One in four patients with back surgery claim to have been damaged, with results ranging from pain to paralysis, according to a study by spinal surgeons.

Negligence complaints are so common that the Medical Defence Union, which insures doctors offering private operations, says it will no longer cover back surgery outside the NHS.

Leading surgeons are demanding the creation of a mandatory patient database so that action can be taken to identify patterns of error.

Lawyers say mistakes are leaving patients paralysed or suffering walking difficulties, incontinence and debilitating pain caused by nerve damage. The same mistakes are then repeated with other patients. Some law firms have set up departments dealing exclusively with back surgery.

A team at Salford spinal surgery unit, one of the biggest in Europe with 2,200 operations a year, is calling for a database after its survey of more than 900 UK operations showed that one in four patients believed they had suffered complications, while surgeons reported a complication rate of 4.6%.

Further investigations showed the true complication rate was 15.2%, about one in seven, including serious post-operative problems.

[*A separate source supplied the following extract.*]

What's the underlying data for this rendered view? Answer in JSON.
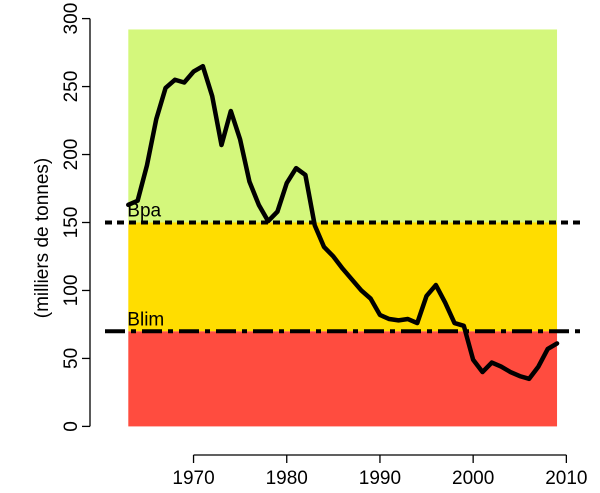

Naveed Yasin, a consultant spinal surgeon at Salford who led the study, which was reported to the British Association of Spine Surgeons and is being published in full later this year, said there was no single registry of spinal operations and many may not be properly recorded.

“Outcome measurements are controversial, but we need them. We compare outcomes [in our hospital] with European averages. If you don’t do them, how do you know if you’re a good or bad surgeon?” he asked.

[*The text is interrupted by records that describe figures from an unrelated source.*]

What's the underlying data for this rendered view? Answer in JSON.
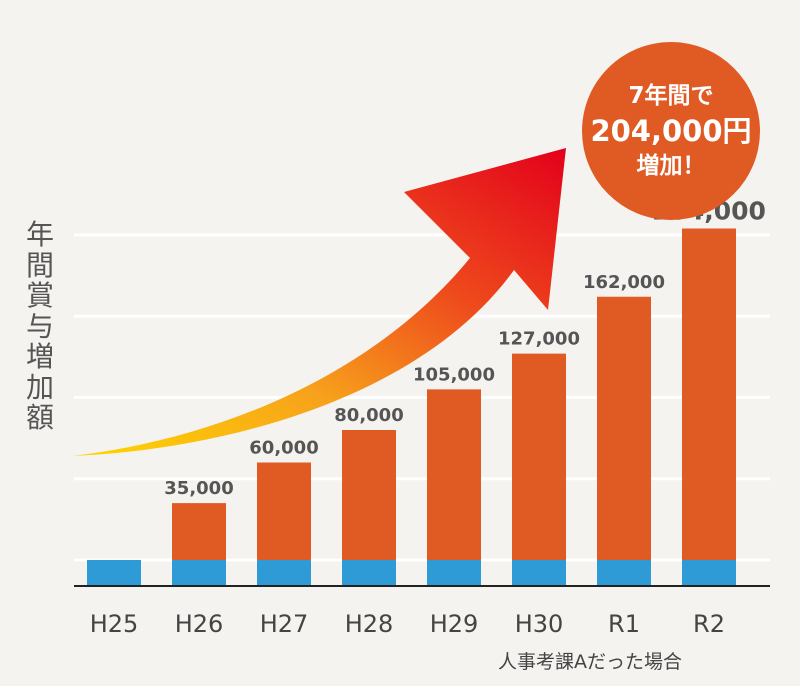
{
  "chart_data": {
    "type": "bar",
    "categories": [
      "H25",
      "H26",
      "H27",
      "H28",
      "H29",
      "H30",
      "R1",
      "R2"
    ],
    "series": [
      {
        "values": [
          0,
          0,
          0,
          0,
          0,
          0,
          0,
          0
        ]
      },
      {
        "values": [
          0,
          35000,
          60000,
          80000,
          105000,
          127000,
          162000,
          204000
        ]
      }
    ],
    "data_labels": [
      "",
      "35,000",
      "60,000",
      "80,000",
      "105,000",
      "127,000",
      "162,000",
      "204,000"
    ],
    "ylabel": "年間賞与増加額",
    "ylim": [
      -16000,
      220000
    ],
    "grid": true,
    "annotation": {
      "line1": "7年間で",
      "line2": "204,000円",
      "line3": "増加！"
    },
    "footnote": "人事考課Aだった場合",
    "colors": {
      "base": "#2e9bd6",
      "increase": "#e05a24",
      "grid": "#ffffff",
      "axis": "#222222",
      "background": "#f5f3ef"
    }
  }
}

Raquel Siganporia, who became a medical negligence lawyer after herself being left in a wheelchair after botched spinal surgery aged 11, said she was handling 20 claims.

Siganporia, whose injury was caused during surgery to correct a curved spine, said she recently settled a case for a young girl who suffered an identical error to the one that led to her disability.

“What’s most worrying is that people don’t seem to learn from their mistakes,” she said. “If you have spinal surgery, there’s always a risk of nerve damage or paralysis, but sometimes surgeons don’t realise they have made a mistake. There is a window of opportunity to put it right after the operation and after that it’s too late.”

Richard Lodge, a specialist at law firm Kingsley Napley, who is handling five big claims including total post-operative paralysis, said he also saw the same mistakes again and again: “Botched spinal surgery is now the second biggest legal drain on the NHS after damage caused by childbirth.”

Last month the government was warned that medical negligence costs would rise from £1.5bn to £2.6bn a year by 2022.

Melanie Prendiville, 75, a retired mortgage broker from Northampton, fears she will never recover from a spinal operation two years ago carried out by Shabin Joshi, an NHS surgeon, working at the private Woodland Hospital in Kettering.

“I can’t believe what has happened to me,” she said. “There is no way I would have consented to this. My legs were completely dead after the surgery, I couldn’t stand without help and the pain was unbearable.”

Joshi did not respond to requests for comment. The hospital declined to comment. The General Medical Council is investigating.